FEMA funds are usually the first to reach communities, but the agency’s mandate requires that they only fund temporary shelter, which puts the Rapido program in a bit of a gray area. After Louisiana suffered a catastrophic flood in 2016, FEMA asked Henneberger to help officials in Baton Rouge develop a similar program. It seemed promising, but FEMA officials clarified, “the discussions [were] not to supplant any federal direct housing options,” like trailers or hotel vouchers, and the project ultimately went nowhere. HUD funds could, in theory, be used for Rapido projects, but the money trickles down slowly, often over years. To manufacture the Rapido panels ahead of time, local governments would have to foot the bill. Of course, they are reluctant to do this for fear they won’t be reimbursed.
To add to the post-disaster bureaucracy, many cities have zoning or permitting ordinances that prohibit manufactured structures on residential property. Local laws have to be formally amended to allow for alternative rebuilding practices.
“Activities like [permitting] tend to take a lot of time after disasters, and those are the things that are bottlenecks of disaster recovery,” says Sara Hamideh, an Assistant Professor of Coastal Resilience at Stony Brook University. Without the ability to temporarily amend or nullify certain building codes in Houston, it took Jones a full year after Hurricane Harvey to even be allowed to move into her Rapido core.
But things might be changing.
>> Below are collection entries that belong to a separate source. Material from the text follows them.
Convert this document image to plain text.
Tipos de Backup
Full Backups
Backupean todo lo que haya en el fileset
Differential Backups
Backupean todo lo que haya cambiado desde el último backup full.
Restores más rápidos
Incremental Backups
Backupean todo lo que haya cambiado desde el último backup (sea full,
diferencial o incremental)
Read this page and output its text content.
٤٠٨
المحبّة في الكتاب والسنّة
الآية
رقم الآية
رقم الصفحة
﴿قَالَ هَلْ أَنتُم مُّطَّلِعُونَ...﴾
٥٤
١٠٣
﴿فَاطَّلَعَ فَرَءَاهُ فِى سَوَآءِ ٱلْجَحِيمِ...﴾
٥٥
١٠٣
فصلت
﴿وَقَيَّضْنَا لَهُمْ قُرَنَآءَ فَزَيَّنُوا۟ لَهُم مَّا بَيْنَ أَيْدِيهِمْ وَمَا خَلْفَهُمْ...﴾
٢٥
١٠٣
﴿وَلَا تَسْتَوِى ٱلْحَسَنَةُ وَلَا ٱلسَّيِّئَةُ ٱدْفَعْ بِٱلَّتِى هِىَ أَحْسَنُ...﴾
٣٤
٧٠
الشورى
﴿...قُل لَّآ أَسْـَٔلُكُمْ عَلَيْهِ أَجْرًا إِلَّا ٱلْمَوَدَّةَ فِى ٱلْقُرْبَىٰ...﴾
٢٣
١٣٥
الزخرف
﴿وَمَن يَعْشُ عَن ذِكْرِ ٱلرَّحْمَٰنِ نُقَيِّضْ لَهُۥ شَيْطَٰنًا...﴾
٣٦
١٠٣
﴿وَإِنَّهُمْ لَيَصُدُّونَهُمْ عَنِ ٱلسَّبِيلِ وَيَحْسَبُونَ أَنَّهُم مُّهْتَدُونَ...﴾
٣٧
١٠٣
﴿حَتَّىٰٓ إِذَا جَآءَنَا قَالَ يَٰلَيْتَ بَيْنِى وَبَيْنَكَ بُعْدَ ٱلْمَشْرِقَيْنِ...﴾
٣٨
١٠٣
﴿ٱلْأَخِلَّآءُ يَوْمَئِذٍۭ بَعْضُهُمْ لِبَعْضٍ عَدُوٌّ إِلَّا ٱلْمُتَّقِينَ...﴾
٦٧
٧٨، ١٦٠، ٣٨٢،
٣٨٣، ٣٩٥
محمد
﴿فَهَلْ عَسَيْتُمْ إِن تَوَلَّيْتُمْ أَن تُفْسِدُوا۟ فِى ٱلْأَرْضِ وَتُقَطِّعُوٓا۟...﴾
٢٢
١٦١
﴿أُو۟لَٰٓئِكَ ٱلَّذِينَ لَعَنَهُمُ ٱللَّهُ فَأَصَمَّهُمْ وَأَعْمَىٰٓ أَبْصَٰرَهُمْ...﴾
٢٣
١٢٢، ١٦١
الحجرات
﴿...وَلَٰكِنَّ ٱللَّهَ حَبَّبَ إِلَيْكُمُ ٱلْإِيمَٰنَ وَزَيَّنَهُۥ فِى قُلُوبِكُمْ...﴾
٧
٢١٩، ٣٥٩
This year, Texas passed its first-ever precovery law, which allows certain disaster-prone counties to submit a housing recovery plan to the governor for pre-approval. One of the provisions allows local government to suspend certain local permitting laws in the case of disaster. Henneberger is hopeful reforms like these mean they can start expanding the Rapido program. They’ve even created an online instruction manual to help other communities adopt the model.
“If Texas has been able to do it, then pretty much any other state should be able to do it too,” says Hamideh.
There’s also the Reforming Disaster Recovery Act of 2019, which is currently working its way through Congress. The bill would essentially pre-appropriate disaster recovery grant funds from HUD to disaster-prone states, so they can pre-plan for the worst. Seventy percent of those funds would be required to benefit low- to moderate-income people. The bill unanimously passed the House Subcommittee on Oversight and Investigations earlier this summer.
Henneberger says Jones’ move into a Rapido home shows that the model can be successful. The Texas Housers and their community partners are already planning for the next storm. With the help of state officials, they hope to quickly roll out a moderate-scale Rapido test next time disaster strikes.
Meanwhile, Jones’ Rapido experiment is almost over. She’s gone back to tucking away money in her hurricane stash whenever she can, but that’s not enough to make her want to leave the city.
“Now that we’ve got a house, Houston is finally home.”